Tucker Carlson and I have a similar confusion about illegal immigration. I think we both understand the Democrat interest, future voters. Most surveys I have seen say that Democrats are favored by as much as 4 to 1 when it comes to illegal immigrant voters. Assuming this to be true, it is highly unlikely that Democrat leaders will vote for a wall or even measures that would secure the borders and interior of the country.
The puzzling question is why do American corporations seem to favor open borders. It is said that America’s corporations need more workers, but the need isn’t for low skilled workers. Practical and fielded advances in robotics are projected to wipe out millions of low skilled jobs. (A 2017 study by Ball State University suggests that half of low skill jobs will be replaced by artificial intelligence and automation.) So, what is going on?
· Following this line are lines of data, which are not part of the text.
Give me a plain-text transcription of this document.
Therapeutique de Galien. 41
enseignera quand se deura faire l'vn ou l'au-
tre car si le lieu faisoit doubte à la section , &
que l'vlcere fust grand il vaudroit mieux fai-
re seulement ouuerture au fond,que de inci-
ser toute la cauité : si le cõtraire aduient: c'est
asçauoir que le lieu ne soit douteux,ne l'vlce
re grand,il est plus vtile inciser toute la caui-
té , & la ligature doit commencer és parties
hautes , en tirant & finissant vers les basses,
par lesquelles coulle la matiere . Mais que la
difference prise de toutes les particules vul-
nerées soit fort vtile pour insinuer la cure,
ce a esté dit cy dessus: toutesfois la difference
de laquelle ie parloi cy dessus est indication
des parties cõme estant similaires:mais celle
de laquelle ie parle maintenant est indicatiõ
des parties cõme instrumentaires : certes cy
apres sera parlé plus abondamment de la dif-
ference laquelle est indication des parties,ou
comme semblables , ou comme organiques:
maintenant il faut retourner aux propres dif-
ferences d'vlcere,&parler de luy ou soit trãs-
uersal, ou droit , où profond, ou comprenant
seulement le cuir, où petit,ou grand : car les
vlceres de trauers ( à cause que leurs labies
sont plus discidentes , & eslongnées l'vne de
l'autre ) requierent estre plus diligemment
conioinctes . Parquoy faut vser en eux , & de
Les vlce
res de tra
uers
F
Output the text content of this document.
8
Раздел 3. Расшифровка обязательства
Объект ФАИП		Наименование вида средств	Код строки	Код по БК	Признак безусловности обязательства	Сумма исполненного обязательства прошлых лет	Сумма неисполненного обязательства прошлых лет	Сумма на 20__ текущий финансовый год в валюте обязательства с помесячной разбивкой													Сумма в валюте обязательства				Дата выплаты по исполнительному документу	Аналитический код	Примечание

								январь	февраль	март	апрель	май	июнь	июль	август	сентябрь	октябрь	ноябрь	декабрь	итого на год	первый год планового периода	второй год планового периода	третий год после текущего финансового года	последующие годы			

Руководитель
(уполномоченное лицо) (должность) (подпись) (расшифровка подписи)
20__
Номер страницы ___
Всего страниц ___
If we don’t need unskilled labor for the workforce, and since most of the unskilled illegal immigrants seem to end up in the American welfare system, it appears that the constant reference to corporations needing illegal immigrant workers is really a subterfuge. The need is for more consumers, not producers.
The need for more consumers makes sense. As America’s population ages and subsequent generations have fewer children, there is a decline in the impact of the American consumer. Corporations have to compete in shrinking American markets, and many struggle to compete effectively in the international environment.
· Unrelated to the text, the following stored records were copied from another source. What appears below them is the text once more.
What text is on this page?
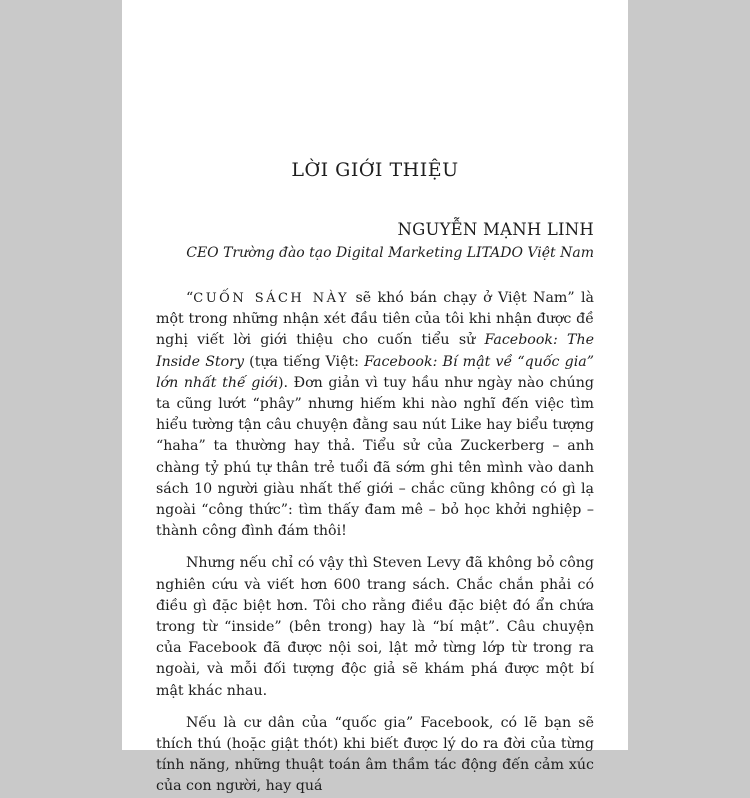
LỜI GIỚI THIỆU
NGUYỄN MẠNH LINH
CEO Trường đào tạo Digital Marketing LITADO Việt Nam

“CUỐN SÁCH NÀY sẽ khó bán chạy ở Việt Nam” là một trong những nhận xét đầu tiên của tôi khi nhận được đề nghị viết lời giới thiệu cho cuốn tiểu sử Facebook: The Inside Story (tựa tiếng Việt: Facebook: Bí mật về “quốc gia” lớn nhất thế giới). Đơn giản vì tuy hầu như ngày nào chúng ta cũng lướt “phây” nhưng hiếm khi nào nghĩ đến việc tìm hiểu tường tận câu chuyện đằng sau nút Like hay biểu tượng “haha” ta thường hay thả. Tiểu sử của Zuckerberg – anh chàng tỷ phú tự thân trẻ tuổi đã sớm ghi tên mình vào danh sách 10 người giàu nhất thế giới – chắc cũng không có gì lạ ngoài “công thức”: tìm thấy đam mê – bỏ học khởi nghiệp – thành công đình đám thôi!

Nhưng nếu chỉ có vậy thì Steven Levy đã không bỏ công nghiên cứu và viết hơn 600 trang sách. Chắc chắn phải có điều gì đặc biệt hơn. Tôi cho rằng điều đặc biệt đó ẩn chứa trong từ “inside” (bên trong) hay là “bí mật”. Câu chuyện của Facebook đã được nội soi, lật mở từng lớp từ trong ra ngoài, và mỗi đối tượng độc giả sẽ khám phá được một bí mật khác nhau.

Nếu là cư dân của “quốc gia” Facebook, có lẽ bạn sẽ thích thú (hoặc giật thót) khi biết được lý do ra đời của từng tính năng, những thuật toán âm thầm tác động đến cảm xúc của con người, hay quá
From a corporate standpoint, the illegal immigrant consumer costs are spread across the nation via the welfare system. Subsequent consumption by illegal immigrants then use American taxpayer provided welfare dollars to buy corporate made things. Even if corporate America has to pay more taxes, it can just pass the cost of those taxes along to the growing consumer base.
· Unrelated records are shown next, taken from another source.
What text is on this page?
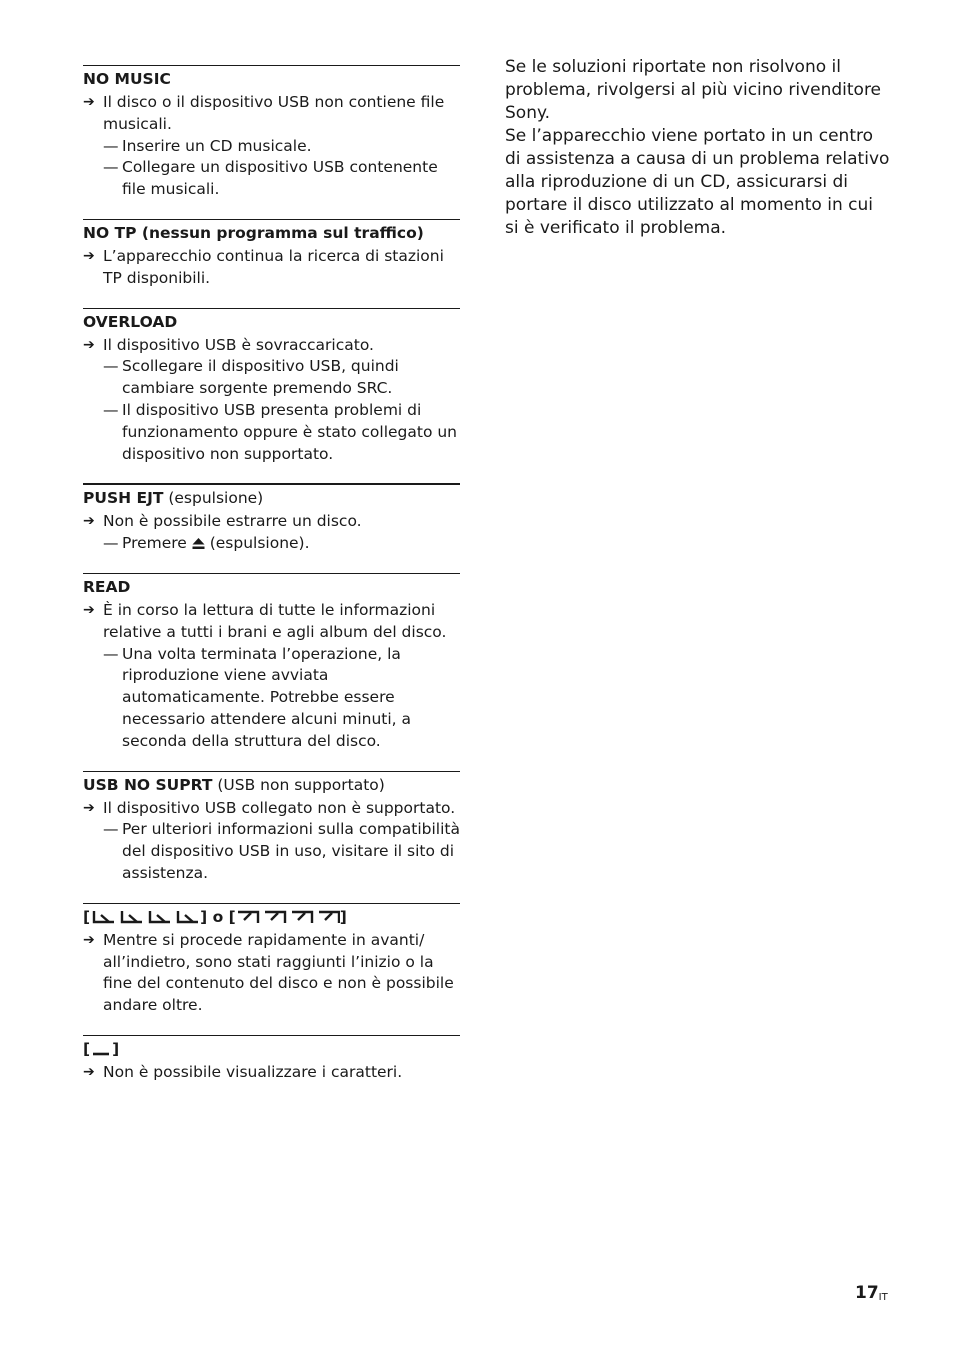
NO MUSIC
➔ Il disco o il dispositivo USB non contiene file musicali.
— Inserire un CD musicale.
— Collegare un dispositivo USB contenente file musicali.
NO TP (nessun programma sul traffico)
➔ L’apparecchio continua la ricerca di stazioni TP disponibili.
OVERLOAD
➔ Il dispositivo USB è sovraccaricato.
— Scollegare il dispositivo USB, quindi cambiare sorgente premendo SRC.
— Il dispositivo USB presenta problemi di funzionamento oppure è stato collegato un dispositivo non supportato.
PUSH EJT (espulsione)
➔ Non è possibile estrarre un disco.
— Premere  (espulsione).
READ
➔ È in corso la lettura di tutte le informazioni relative a tutti i brani e agli album del disco.
— Una volta terminata l’operazione, la riproduzione viene avviata automaticamente. Potrebbe essere necessario attendere alcuni minuti, a seconda della struttura del disco.
USB NO SUPRT (USB non supportato)
➔ Il dispositivo USB collegato non è supportato.
— Per ulteriori informazioni sulla compatibilità del dispositivo USB in uso, visitare il sito di assistenza.
[	] o [	]
➔ Mentre si procede rapidamente in avanti/ all’indietro, sono stati raggiunti l’inizio o la fine del contenuto del disco e non è possibile andare oltre.
[ ]
➔ Non è possibile visualizzare i caratteri.

Se le soluzioni riportate non risolvono il problema, rivolgersi al più vicino rivenditore Sony.

Se l’apparecchio viene portato in un centro di assistenza a causa di un problema relativo alla riproduzione di un CD, assicurarsi di portare il disco utilizzato al momento in cui si è verificato il problema.

$17_{IT}$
I started this article by saying that Tucker Carlson and I are confused by illegal immigration. While I have come up with an alternative explanation of the situation, I am still not convinced that it is even a good explanation as the situation is quite complex. I note that economists from every corner of the country seem to pitch the producer argument, and the news media quite nicely follows along. Up to this point, I bought their argument even though it made no sense for corporate America – and for Republicans.